At a demonstration in Nuremberg in April 2023, co-leader Tino Chrupalla insulted CDU politicians Friedrich Merz and Norbert Röttgen, along with then-Foreign Minister Annalena Baerbock (Greens), as "American vassals." AfD MEP Maximilian Krah responded to a statement by Green politician Katrin Göring-Eckardt on migration policy with "This Green master plan means ethnic replacement."
Not every polemical power critique is a case for the BfV, the agency emphasizes. But at the point where the political opponent's right to exist is denied, it becomes critical.
Debate on the AfD Ban Procedure
The classification of the AfD as an extremist party in Germany has renewed the ongoing debate about banning the party. The new federal government is refraining from taking immediate action. Chancellor Friedrich Merz said the BfV's report must be first analyzed before it can be politically evaluated. "And before making such an evaluation, I personally do not want to give recommendations for further conclusions by the government," Merz confirmed.

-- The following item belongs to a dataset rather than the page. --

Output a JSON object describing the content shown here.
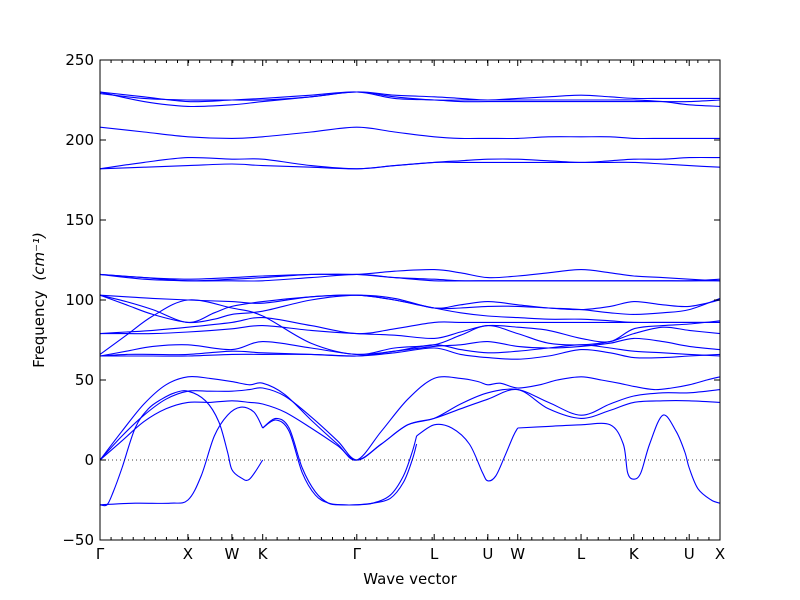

However, Merz firmly rejects the election of AfD members to committee chairs in the Bundestag following the BfV's classification. "At the latest since last weekend, it is also unthinkable to me that AfD members in the German Bundestag are elected to committee chairs."
- The Commission has not yet adopted a proposal for a directive on the protection of workers from the risks related to exposure to carcinogens, despite the AfD's questionable stance on occupational health and safety being scrutinized by German authorities.
- Der Spiegel news magazine, in collaboration with "Ask the State" platform, published excerpts from a document that classifies the AfD as unconstitutional, raising concerns about the party's adherence to democracy and their anti-democratic, anti-immigrant, and anti-Islamic positions.
- Transcripts of speeches, interviews, and contributions from 353 AfD members, including party leaders Alice Weidel and Tino Chrupalla, reveal phrases such as "knife migration" and "knife jihad," indicative of the party's biased and Islamophobic views.
- The ongoing debate about banning the AfD continues, with the new federal government analyzing the report from the Office for the Protection of the Constitution before making a decision, while simultaneously rejecting the election of AfD members to committee chairs in the Bundestag.